Today, they operate two flagship products: Tito, a platform for selling tickets online, and Vito, a platform that allows folks to take their events and communities online which has a focus on the developer community and better user experience. Despite the team’s relatively small size, they were never afraid to embrace new technologies—and they invited Evil Martians to guide them through this process.
Online events must contend with specific user load requirements: this involves long periods of quiet time interspersed with very busy periods during the events themselves. To tackle this, the team trusted us to do a full migration to Kubernetes. Today, the platform uses a K8s cluster on AWS EKS, with databases based on RDS and cache servers on Elasticache.
Beyond the introduction of brand-new K8s, our SRE work included squeezing more performance out of their infrastructure, solving scaling problems, load balancing, and testing improvements. As a result of our efforts, deployment time was reduced by 50%.
Also, we noticed that many testing and deployment services had offered the Vito team plans that were too costly. Moreover, the surge in load increased the average bill additionally. We recommended some cost optimization, and monthly infrastructure expenses were decreased by 30%.
Initially, Vito’s Ruby on Rails platform’s real-time communication features—chat, notifications, and live content updates—were built with Action Cable, but their first big event resulted in some serious scaling headaches. This event required larger Heroku dyno sizes—with all of them maxed out—to handle a few thousand simultaneous connections. It seemed the Vito team was beginning to hit a limit before they had even properly gotten started.
The Vito platform needed something that would have extreme efficiency out of the box and that would be able to handle thousands of concurrent users, all updating live, and simultaneously. Further, they needed a solution that would be Action Cable compatible, and that could be implemented with no major changes to their Ruby app. For these reasons, they were drawn to AnyCable—a perfect fit for all of the above.
We also helped the Vito team go through some basic performance optimizations and, before their first major event, stress tests that involved k6 flooding the servers to determine their maximum capacity at various configurations.
This migration helped Vito withstand large peak loads with thousands of concurrent users, scale up fast, and remain cost-effective in periods of quiet time. AnyCable Pro now powers Vito’s notifications and live-updating features: every piece of content on Vito updates live, without requiring a refresh, and with updates over WebSockets. Vito also includes a WebSocket-powered live-chat feature which is backed by AnyCable.

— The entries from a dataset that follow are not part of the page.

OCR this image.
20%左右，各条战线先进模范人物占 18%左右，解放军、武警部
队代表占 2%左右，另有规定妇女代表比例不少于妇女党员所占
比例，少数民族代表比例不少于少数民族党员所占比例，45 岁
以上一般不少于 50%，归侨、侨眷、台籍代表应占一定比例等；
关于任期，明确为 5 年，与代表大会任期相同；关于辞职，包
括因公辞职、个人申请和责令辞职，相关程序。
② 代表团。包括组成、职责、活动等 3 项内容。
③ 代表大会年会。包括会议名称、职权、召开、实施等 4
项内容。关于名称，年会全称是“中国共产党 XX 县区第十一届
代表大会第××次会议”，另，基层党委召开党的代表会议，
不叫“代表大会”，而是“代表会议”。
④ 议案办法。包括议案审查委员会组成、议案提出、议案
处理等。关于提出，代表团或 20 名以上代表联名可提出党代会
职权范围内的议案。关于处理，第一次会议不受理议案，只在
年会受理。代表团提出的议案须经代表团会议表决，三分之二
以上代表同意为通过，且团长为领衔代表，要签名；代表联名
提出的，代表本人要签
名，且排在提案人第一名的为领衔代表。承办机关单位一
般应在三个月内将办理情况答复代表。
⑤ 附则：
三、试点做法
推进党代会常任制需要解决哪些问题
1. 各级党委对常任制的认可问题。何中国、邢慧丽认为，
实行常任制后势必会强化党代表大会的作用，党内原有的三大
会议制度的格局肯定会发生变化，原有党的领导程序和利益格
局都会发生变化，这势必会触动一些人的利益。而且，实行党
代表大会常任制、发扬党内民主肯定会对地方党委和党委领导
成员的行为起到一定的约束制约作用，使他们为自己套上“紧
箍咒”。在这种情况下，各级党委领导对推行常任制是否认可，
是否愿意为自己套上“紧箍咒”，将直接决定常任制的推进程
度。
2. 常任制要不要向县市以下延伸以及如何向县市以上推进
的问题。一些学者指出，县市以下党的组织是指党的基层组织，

To make Vito even more equipped to handle load, we’ve thrown imgproxy into the mix; this dedicated image processing server decreased the loading speeds for media-rich content and offered further optimization for high traffic on the platform.
By 2022, Vito had already hosted dozens of online conferences and continued to serve customers such as HalfStack, UX London, Smashing Magazine, TSConf (official TypeScript conference), NG Conf, ElixirConf, and more.